A summary of an interesting DNN research paper we are reading…
“Multi-Scale Context Aggregation by Dilated Convolutions”
Fisher Yu, Vladlen Koltun
https://arxiv.org/pdf/1511.07122.pdf
This 2016 paper introduced dilated convolutions. We expect it to get wider attention:
Dilated Convolutions summary:
- basically Conv filters with gaps between the filter elements
- adds a level of scale invariance
- broader view of the input, can capture multi-scale contextual information
- one doesn’t need to lose resolution or to analyzing rescaled images
Typically when we talk about strides in convolutions for DNN, it means striding the filter over the input and applying the filter to adjacent input elements.

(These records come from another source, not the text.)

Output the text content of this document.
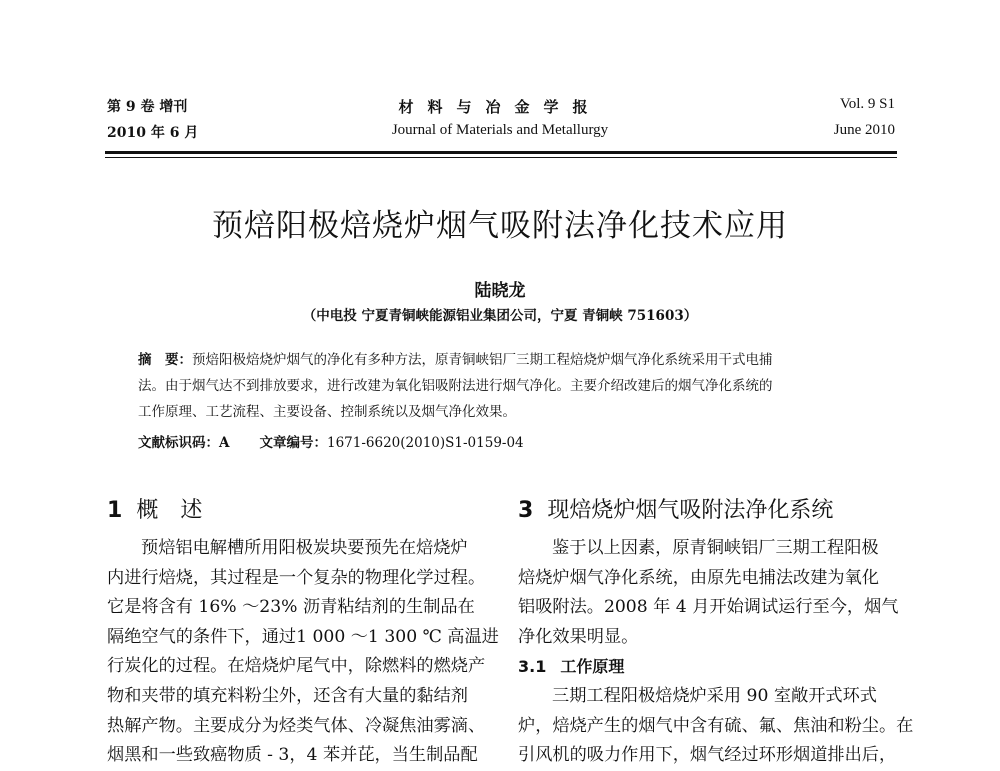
第 9 卷 增刊
2010 年 6 月
材料与冶金学报
Journal of Materials and Metallurgy
Vol. 9 S1
June 2010
预焙阳极焙烧炉烟气吸附法净化技术应用
陆晓龙
（中电投 宁夏青铜峡能源铝业集团公司，宁夏 青铜峡 751603）
摘　要：预焙阳极焙烧炉烟气的净化有多种方法，原青铜峡铝厂三期工程焙烧炉烟气净化系统采用干式电捕
法。由于烟气达不到排放要求，进行改建为氧化铝吸附法进行烟气净化。主要介绍改建后的烟气净化系统的
工作原理、工艺流程、主要设备、控制系统以及烟气净化效果。
文献标识码：A 文章编号：1671-6620(2010)S1-0159-04
1 概述	3 现焙烧炉烟气吸附法净化系统
预焙铝电解槽所用阳极炭块要预先在焙烧炉
内进行焙烧，其过程是一个复杂的物理化学过程。
它是将含有 16% ～23% 沥青粘结剂的生制品在
隔绝空气的条件下，通过1 000 ～1 300 ℃ 高温进
行炭化的过程。在焙烧炉尾气中，除燃料的燃烧产
物和夹带的填充料粉尘外，还含有大量的黏结剂
热解产物。主要成分为烃类气体、冷凝焦油雾滴、
烟黑和一些致癌物质 - 3，4 苯并芘，当生制品配
鉴于以上因素，原青铜峡铝厂三期工程阳极
焙烧炉烟气净化系统，由原先电捕法改建为氧化
铝吸附法。2008 年 4 月开始调试运行至今，烟气
净化效果明显。
3.1 工作原理
三期工程阳极焙烧炉采用 90 室敞开式环式
炉，焙烧产生的烟气中含有硫、氟、焦油和粉尘。在
引风机的吸力作用下，烟气经过环形烟道排出后，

One skips some number of input elements are reapply the filter. In dilated filters consecutive filter elements are applied to non-adjacent input elements.

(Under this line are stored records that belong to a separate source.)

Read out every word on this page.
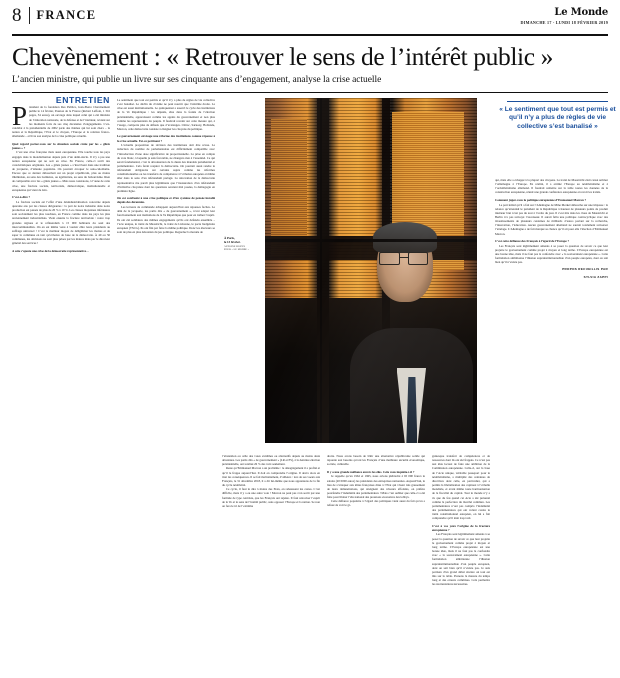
8 FRANCE	Le Monde
DIMANCHE 17 - LUNDI 18 FÉVRIER 2019
Chevènement : « Retrouver le sens de l’intérêt public »
L’ancien ministre, qui publie un livre sur ses cinquante ans d’engagement, analyse la crise actuelle
ENTRETIEN
P résident de la fondation Res Publica, Jean-Pierre Chevènement publie le 14 février, Passion de la France (Robert Laffont, 1 316 pages, 34 euros), un ouvrage dans lequel celui qui a été ministre de l’éducation nationale, de la défense et de l’intérieur, revient sur les moments forts de ses cinq décennies d’engagements. L’ex-candidat à la présidentielle de 2002 parle des thèmes qui lui sont chers – la nation et la République, l’Etat et le citoyen, l’Europe et la relation franco-allemande – et livre son analyse de la crise politique actuelle.

Quel regard portez-vous sur la situation sociale créée par les « gilets jaunes » ?

C’est une crise française mais aussi européenne. Elle touche tous les pays engagés dans la mondialisation depuis près d’un demi-siècle. Il n’y a pas une nation européenne qui ne soit en crise. En France, celle-ci revêt des caractéristiques originales. Les « gilets jaunes » s’inscrivent dans une tradition de jacquerie, d’émeute populaire. On pourrait évoquer le sans-culottisme. Encore que ce dernier débouchait sur un projet républicain, plus ou moins illuministe, au sens des Lumières, ou égalitariste, au sens du babouvisme. Rien de comparable avec les « gilets jaunes ». Mais nous constatons, à l’aune de cette crise, une fracture sociale, territoriale, démocratique, institutionnelle et européenne qui vient de loin.

C’est-à-dire ?

La fracture sociale est l’effet d’une désindustrialisation concertée depuis quarante ans par les classes dirigeantes : la part de notre industrie dans notre production est passée de plus de 20 % à 10 %. Les classes moyennes inférieures sont socialement les plus touchées, en France comme dans les pays les plus anciennement industrialisés. Vient ensuite la fracture territoriale : notre trop grandes régions et le référendum à 15 000 habitants du seul des intercommunalités. On en est même venu à vouloir élire leurs présidents au suffrage universel ! C’est le meilleur moyen de déligitimer les maires et de saper la commune en tant qu’échelon de base de la démocratie. À 40 ou 50 communes, les décisions ne sont plus prises par les maires mais par le directeur général des services !

A cela s’ajoute une crise de la démocratie représentative…

Le sentiment que tout est permis et qu’il n’y a plus de règles de vie collective s’est banalisé. Le déclin du civisme ne peut nourrir que l’extrême droite. La crise est aussi institutionnelle. Le quinquennat a asservi le cycle des institutions de la Ve République : les députés, élus dans la foulée de l’élection présidentielle, apparaissent comme les agents du gouvernement et non plus comme les représentants du peuple. Il faudrait revenir sur cette mesure qui, à l’usage, comporte plus de défauts que d’avantages. Chirac, Sarkozy, Hollande, Macron, cette démocratie consiste à éloigner les citoyens du politique.

Le gouvernement envisage une réforme des institutions comme réponse à la crise actuelle. Est-ce pertinent ?

L’actuelle proposition de révision des institutions doit être revue. La réduction du nombre de parlementaires est difficilement compatible avec l’introduction d’une dose significative de proportionnelle. La prise en compte du vote blanc, à laquelle je suis favorable, ne changera rien à l’essentiel. Ce qui serait fondamental, c’est la déconnexion de la durée des mandats présidentiel et parlementaire. Cela ferait respirer la démocratie. On pourrait aussi rendre le référendum obligatoire sur certains sujets comme les réformes constitutionnelles ou les transferts de compétence à l’échelon européen et même aller dans le sens d’un référendum partagé. La rénovation de la démocratie représentative me paraît plus légitimante que l’instauration d’un référendum d’initiative citoyenne dont les questions seraient mal posées, la démagogie en première ligne.

On est confronté à une crise politique et d’un système de pensée installé depuis des décennies.

Les lecteurs de commande échappent aujourd’hui aux réponses faciles. Le déni de la jacquerie, les partis dits « de gouvernement », n’ont adapté leur fonctionnement aux institutions de la Ve République que pour en traîner l’esprit. Ils ont été solidaires des mêmes engagements qu’ils ont défendu ensemble – l’acte unique, le traité de Maastricht, le traité de Lisbonne, le pacte budgétaire européen (TSCG). Ils ont fini par faire la même politique. Donc les électeurs se sont de plus en plus détournés du jeu politique. Regardez la montée de

l’abstention ou celle des votes extrêmes ou alternatifs depuis au moins deux décennies. Les partis dits « de gouvernement » (LR et PS), à la dernière élection présidentielle, ont totalisé 26 % des voix seulement.

Reste qu’Emmanuel Macron a un problème : le désagrègement il a profité et qu’il le frappe aujourd’hui. Il doit en comprendre l’origine. Il devra alors en tirer les conséquences. Il se fait maltraitement, d’ailleurs : lors de ses voeux aux Français, le 31 décembre 2018, il a dit lui-même que nous apprenions de la fin du cycle néolibéral.

Ce cycle, il faut le dire à moins des Etats, en rehaussant les castes. C’est difficile, mais il y a eu une autre voie ! Macron ne peut pas s’en sortir par une formule de type centriste, que les Français ont rejetée. Il faut retrouver l’esprit de la Ve et le sens de l’intérêt public, sans opposer l’Europe et la nation. Se non on fera le tri de l’extrême

droite. Nous avons besoin de bâtir une alternative républicaine solide qui réponde aux besoins qu’ont les Français d’une meilleure sécurité économique, sociale, culturelle.

Il y a une grande méfiance envers les élus. Cela vous inquiète-t-il ?

Je rappelle qu’en 1962 et 1965, nous avions plébiscité à 65 000 francs le salaire (20 0000 euros) les présidents des entreprises nationales. Aujourd’hui, le lieu de s’attaquer aux élites françaises dites à l’Etat qui vivent très grassement de leurs rémunérations, qui atteignent des niveaux affolants, on préfère pourfendre l’indemnité des parlementaires ! Mais c’est oublier que celle-ci a été faite pour libérer l’élu national des pressions excessives des lobbys.

Cette défiance populaire à l’égard des politiques vient aussi du fait qu’on a refusé de voir le gi-

gantesque transfert de compétences et de ressources dont ils ont été frappés. Ce n’est pas aux élus locaux de faire une ambition de la Commission européenne. Celle-ci, sur la base de l’Acte unique, véritable passeport pour le néolibéralisme, a multiplié des centaines de directives dont celle, en particulier, qui a permis la libéralisation des capitaux à l’échelle mondiale, et avant même toute harmonisation de la fiscalité du capital. Tout le monde n’y a vu que du feu quand cet Acte a été présenté comme la perfection du marché commun. Les parlementaires n’ont pas compris l’indemnité des parlementaires qui ont volant contre le traité constitutionnel européen, on lui a fait comprendre qu’il était trop tard.

C’est à vos yeux l’origine de la fracture européenne ?

Les Français sont légitimement amenés à se poser la question de savoir ce que leur projette le gouvernement comme projet à moyen et long terme. L’Europe européenne est une bonne idée, mais il ne faut pas la confondre avec « la souveraineté européenne ». Cette formulation ambitionne l’illusion suprainstitutionnaliste d’un peuple européen, dont on sait bien qu’il n’existe pas. Je suis partisan d’un grand débat sincère où tout est mis sur la table. Prenons la mesure du temps long et des erreurs commises. Cela permettra les réorientations nécessaires.

qui, mais elle a échappé à la plupart des citoyens. La traité de Maastricht était censé arrimer l’Allemagne à l’Europe. En réalité, il a arrimé l’Europe au néolibéralisme et à l’ordolibéralisme allemand. Il faudrait remettre sur la table toutes les données de la construction européenne, réunir une grande conférence européenne et revoir les traités.

Comment jugez-vous la politique européenne d’Emmanuel Macron ?

Le pari initial qu’il a fait sur l’Allemagne de Mme Merkel débouche sur une impasse : la relance qu’attendait le président de la République à hauteur de plusieurs points de produit intérieur brut n’est pas du tout à l’ordre du jour. Il s’est mis dans les clous de Maastricht et Berlin n’a pas renvoyé l’ascenseur. Il aurait fallu une politique contracyclique avec des investissements de plusieurs centaines de milliards d’euros portant sur la recherche, l’innovation, l’éducation. Aucun gouvernement allemand ne saurait totalement renverser l’attelage. L’Allemagne a de fait marqué sa chance qu’il ait pour elle l’élection d’Emmanuel Macron.

C’est cette défiance des Français à l’égard de l’Europe ?

Les Français sont légitimement amenés à se poser la question de savoir ce que leur projette le gouvernement comme projet à moyen et long terme. L’Europe européenne est une bonne idée, mais il ne faut pas la confondre avec « la souveraineté européenne ». Cette formulation ambitionne l’illusion suprainstitutionnaliste d’un peuple européen, dont on sait bien qu’il n’existe pas.

PROPOS RECUEILLIS PAR
SYLVIA ZAPPI
À Paris,
le 13 février.
ANTOINE DOYEN
POUR « LE MONDE »
« Le sentiment que tout est permis et qu’il n’y a plus de règles de vie collective s’est banalisé »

In dilated convolutions the filter is applied with defined gaps. For example if a 3×3 filter is applied to 2D image, a dilation of k=1 is just a normal convolution when k=2 one skips one pixel per input with the filter values spread out over the input. k=4 means skipping 3 pixels.
Figure 1 below (from the paper) shows dilated 2D convolution on 2D data.

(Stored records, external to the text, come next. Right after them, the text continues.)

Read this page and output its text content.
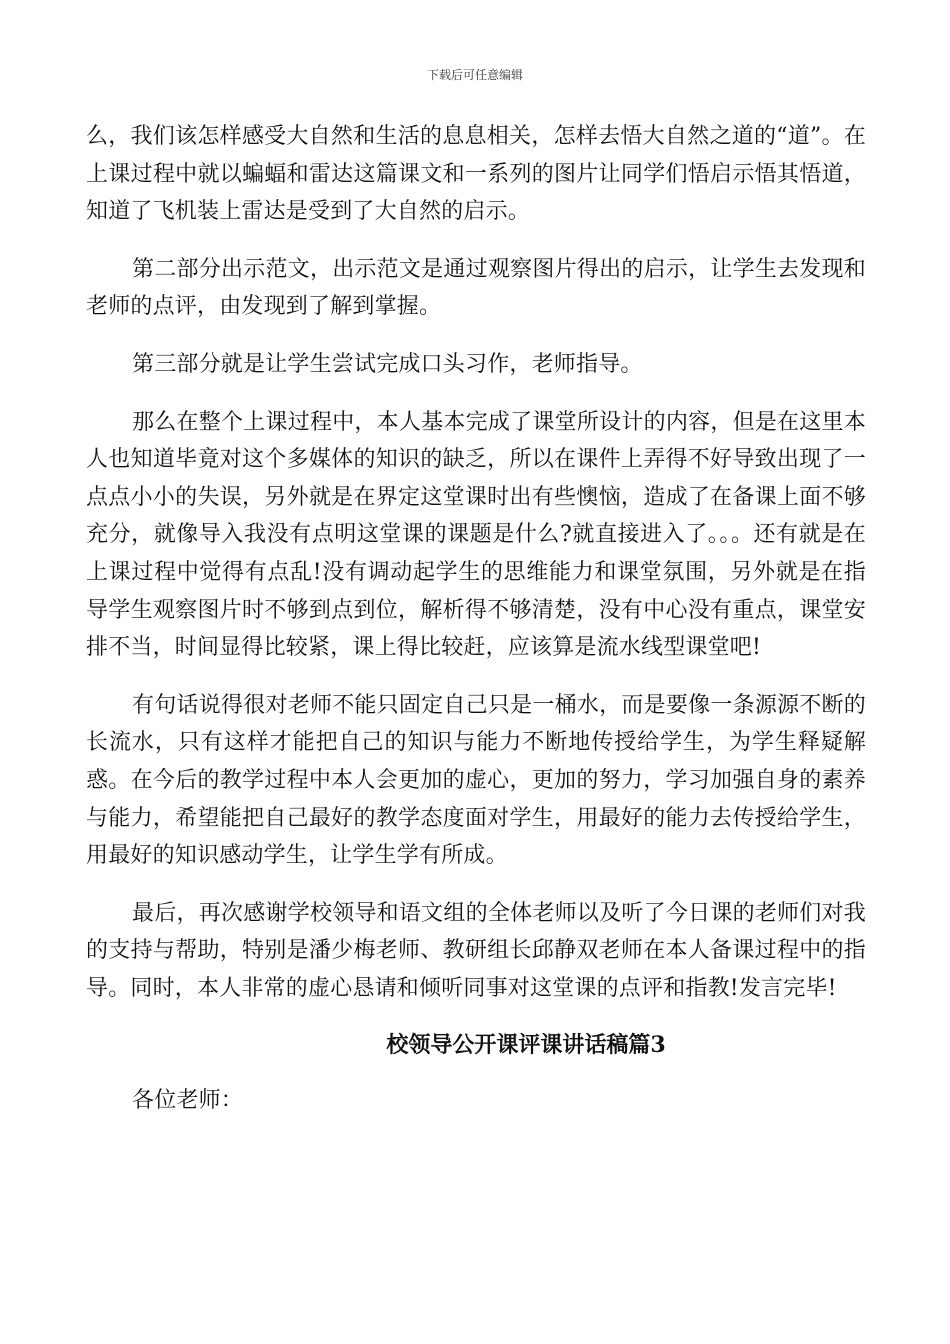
下载后可任意编辑

么，我们该怎样感受大自然和生活的息息相关，怎样去悟大自然之道的“道”。在上课过程中就以蝙蝠和雷达这篇课文和一系列的图片让同学们悟启示悟其悟道，知道了飞机装上雷达是受到了大自然的启示。

第二部分出示范文，出示范文是通过观察图片得出的启示，让学生去发现和老师的点评，由发现到了解到掌握。

第三部分就是让学生尝试完成口头习作，老师指导。

那么在整个上课过程中，本人基本完成了课堂所设计的内容，但是在这里本人也知道毕竟对这个多媒体的知识的缺乏，所以在课件上弄得不好导致出现了一点点小小的失误，另外就是在界定这堂课时出有些懊恼，造成了在备课上面不够充分，就像导入我没有点明这堂课的课题是什么?就直接进入了。。。还有就是在上课过程中觉得有点乱!没有调动起学生的思维能力和课堂氛围，另外就是在指导学生观察图片时不够到点到位，解析得不够清楚，没有中心没有重点，课堂安排不当，时间显得比较紧，课上得比较赶，应该算是流水线型课堂吧!

有句话说得很对老师不能只固定自己只是一桶水，而是要像一条源源不断的长流水，只有这样才能把自己的知识与能力不断地传授给学生，为学生释疑解惑。在今后的教学过程中本人会更加的虚心，更加的努力，学习加强自身的素养与能力，希望能把自己最好的教学态度面对学生，用最好的能力去传授给学生，用最好的知识感动学生，让学生学有所成。

最后，再次感谢学校领导和语文组的全体老师以及听了今日课的老师们对我的支持与帮助，特别是潘少梅老师、教研组长邱静双老师在本人备课过程中的指导。同时，本人非常的虚心恳请和倾听同事对这堂课的点评和指教!发言完毕!

校领导公开课评课讲话稿篇3

各位老师：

The caption has confused some people on the web so we offer the following additional explanation: The Red dots show which 3×3 filter elements are applied to which input elements. (a) shows a normal 3×3 filter, the 9 elements of the filters are applied to consecutive elements of the input, (b) shows the same 3×3 filter but notice the same 9 elements are applied to different input points with a gap of 1 between them {dilation k=2}, (c) shows the same 3×3 filter but notice it is applied to different input points with a gap of 3 {dilation k=4}. The blue/green shading shows the receptive field captured with the next layer.
It gets us thinking about creating new ways to add scale and rotational variance to DNNs.